4. Consider Managed Detection and Response

As an alternative to a SIEM solution deployment, consider Managed Detection and Response (MDR). For small to medium-sized businesses or for any company whose IT team is already stretched thin, this saves time, energy, and ultimately money. In many cases, the cost for Managed Detection and Response is the same or a little more than you pay for your SIEM alone, and MDR includes a SIEM.
Managed Detection and Response brings you SIEM, along with the continuous monitoring, security expertise, time, and 100% focus to ensure your deployment is smooth, hassle-free, and done right the first time.

Important parts of your cybersecurity strategy

Clearnetwork Managed Detection and Response features include:

  • SIEM/Log Management
  • Advanced Threat Intelligence
  • Asset Discovery
  • Vulnerability Assessment
  • Intrusion Detection & Prevention
  • Endpoint Detection & Response
  • Behavioral Analysis
  • Auto-Threat containment
  • Skilled Threat Hunting
  • Fast and comprehensive Response

Continuous monitoring and threat hunting must be part of your cybersecurity strategy.

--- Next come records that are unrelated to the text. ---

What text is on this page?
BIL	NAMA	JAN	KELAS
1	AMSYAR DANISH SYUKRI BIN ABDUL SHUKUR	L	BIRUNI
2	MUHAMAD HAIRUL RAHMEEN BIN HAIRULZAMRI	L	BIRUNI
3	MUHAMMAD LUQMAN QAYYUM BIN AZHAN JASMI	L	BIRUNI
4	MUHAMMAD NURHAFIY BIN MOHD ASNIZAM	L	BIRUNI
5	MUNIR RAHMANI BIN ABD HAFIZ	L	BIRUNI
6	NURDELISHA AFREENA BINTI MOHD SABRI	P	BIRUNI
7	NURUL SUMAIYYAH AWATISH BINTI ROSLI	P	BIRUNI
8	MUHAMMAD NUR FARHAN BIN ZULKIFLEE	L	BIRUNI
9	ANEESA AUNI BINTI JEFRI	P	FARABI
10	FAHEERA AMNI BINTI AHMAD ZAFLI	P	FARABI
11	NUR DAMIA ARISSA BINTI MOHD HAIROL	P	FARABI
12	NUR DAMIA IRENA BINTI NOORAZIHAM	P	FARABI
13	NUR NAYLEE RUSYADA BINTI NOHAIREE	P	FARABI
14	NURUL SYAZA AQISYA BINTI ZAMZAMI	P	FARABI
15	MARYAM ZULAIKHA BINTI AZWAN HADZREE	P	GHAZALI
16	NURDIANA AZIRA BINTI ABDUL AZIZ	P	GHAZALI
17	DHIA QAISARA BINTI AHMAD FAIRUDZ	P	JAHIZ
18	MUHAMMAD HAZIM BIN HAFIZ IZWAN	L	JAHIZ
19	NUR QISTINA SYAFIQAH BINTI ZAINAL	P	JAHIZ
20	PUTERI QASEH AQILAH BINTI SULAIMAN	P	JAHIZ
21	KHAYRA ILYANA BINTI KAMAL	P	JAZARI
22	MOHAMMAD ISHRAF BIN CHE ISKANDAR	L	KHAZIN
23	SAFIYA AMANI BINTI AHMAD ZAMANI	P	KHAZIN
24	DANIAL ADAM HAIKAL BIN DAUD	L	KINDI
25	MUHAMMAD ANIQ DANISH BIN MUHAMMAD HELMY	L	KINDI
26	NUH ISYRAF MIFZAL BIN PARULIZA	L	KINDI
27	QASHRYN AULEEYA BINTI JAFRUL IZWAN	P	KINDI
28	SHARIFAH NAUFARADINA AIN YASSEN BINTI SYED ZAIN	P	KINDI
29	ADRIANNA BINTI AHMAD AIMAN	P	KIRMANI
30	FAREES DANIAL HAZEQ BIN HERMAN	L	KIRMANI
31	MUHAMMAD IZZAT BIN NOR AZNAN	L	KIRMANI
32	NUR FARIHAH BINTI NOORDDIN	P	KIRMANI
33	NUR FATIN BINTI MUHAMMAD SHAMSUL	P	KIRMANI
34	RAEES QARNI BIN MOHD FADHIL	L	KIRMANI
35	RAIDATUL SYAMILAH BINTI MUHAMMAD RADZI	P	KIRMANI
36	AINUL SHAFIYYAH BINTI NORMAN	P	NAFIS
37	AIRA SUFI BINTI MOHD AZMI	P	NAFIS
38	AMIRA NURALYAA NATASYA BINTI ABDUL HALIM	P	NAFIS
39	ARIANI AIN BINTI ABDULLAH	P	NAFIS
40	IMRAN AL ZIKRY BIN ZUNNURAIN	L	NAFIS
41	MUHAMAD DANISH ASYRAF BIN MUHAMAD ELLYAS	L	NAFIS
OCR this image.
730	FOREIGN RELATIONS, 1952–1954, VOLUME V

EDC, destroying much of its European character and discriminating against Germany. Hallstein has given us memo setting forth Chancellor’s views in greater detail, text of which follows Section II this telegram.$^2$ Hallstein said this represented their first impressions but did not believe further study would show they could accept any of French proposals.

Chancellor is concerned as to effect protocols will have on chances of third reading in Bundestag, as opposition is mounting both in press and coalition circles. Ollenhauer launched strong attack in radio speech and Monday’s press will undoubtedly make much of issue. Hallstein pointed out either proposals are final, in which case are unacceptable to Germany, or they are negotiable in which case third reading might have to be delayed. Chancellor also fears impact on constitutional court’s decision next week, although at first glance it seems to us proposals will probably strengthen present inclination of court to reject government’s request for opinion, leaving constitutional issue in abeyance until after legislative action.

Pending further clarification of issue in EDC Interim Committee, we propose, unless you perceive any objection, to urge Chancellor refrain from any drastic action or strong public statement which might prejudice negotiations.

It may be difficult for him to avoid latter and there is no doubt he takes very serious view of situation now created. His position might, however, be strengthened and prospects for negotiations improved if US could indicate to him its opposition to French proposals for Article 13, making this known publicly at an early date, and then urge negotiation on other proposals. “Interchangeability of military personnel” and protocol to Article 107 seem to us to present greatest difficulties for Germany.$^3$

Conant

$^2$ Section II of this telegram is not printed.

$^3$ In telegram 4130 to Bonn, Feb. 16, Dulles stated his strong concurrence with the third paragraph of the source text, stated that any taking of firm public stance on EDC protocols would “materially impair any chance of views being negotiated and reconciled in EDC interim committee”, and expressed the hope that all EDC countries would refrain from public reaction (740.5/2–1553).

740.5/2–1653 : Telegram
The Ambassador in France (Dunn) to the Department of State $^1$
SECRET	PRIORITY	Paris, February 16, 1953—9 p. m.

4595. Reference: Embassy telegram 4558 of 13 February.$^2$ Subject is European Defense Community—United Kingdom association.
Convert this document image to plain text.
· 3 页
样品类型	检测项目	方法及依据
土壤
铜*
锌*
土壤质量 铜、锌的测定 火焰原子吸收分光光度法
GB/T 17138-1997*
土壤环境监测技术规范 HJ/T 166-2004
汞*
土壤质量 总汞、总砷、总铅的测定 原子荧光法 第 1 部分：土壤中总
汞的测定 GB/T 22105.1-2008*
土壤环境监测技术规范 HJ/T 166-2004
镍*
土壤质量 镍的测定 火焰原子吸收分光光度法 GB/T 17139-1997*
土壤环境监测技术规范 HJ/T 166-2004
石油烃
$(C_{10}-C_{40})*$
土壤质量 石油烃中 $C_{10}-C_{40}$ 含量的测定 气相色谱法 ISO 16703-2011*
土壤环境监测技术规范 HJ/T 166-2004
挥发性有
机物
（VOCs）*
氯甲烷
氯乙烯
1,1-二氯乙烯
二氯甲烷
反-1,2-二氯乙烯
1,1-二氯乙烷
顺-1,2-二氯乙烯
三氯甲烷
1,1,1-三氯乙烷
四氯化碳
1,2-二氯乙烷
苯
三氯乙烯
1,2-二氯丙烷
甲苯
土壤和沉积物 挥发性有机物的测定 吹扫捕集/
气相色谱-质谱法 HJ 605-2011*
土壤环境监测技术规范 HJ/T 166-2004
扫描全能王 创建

Even with the best preventive measures (firewalls, anti-virus) in place, a hacker or automated malware will eventually gain access to your network.
Once there, without an active, ongoing way to detect and remove it, the threat can dwell for months, if not years—significantly magnifying the damage from the breach. Initiating an SIEM solution deployment is the first step to keeping that from happening. Consider your options carefully, choose an option that you can commit to 100%, and deploy your solution so that your network will be as safe as possible.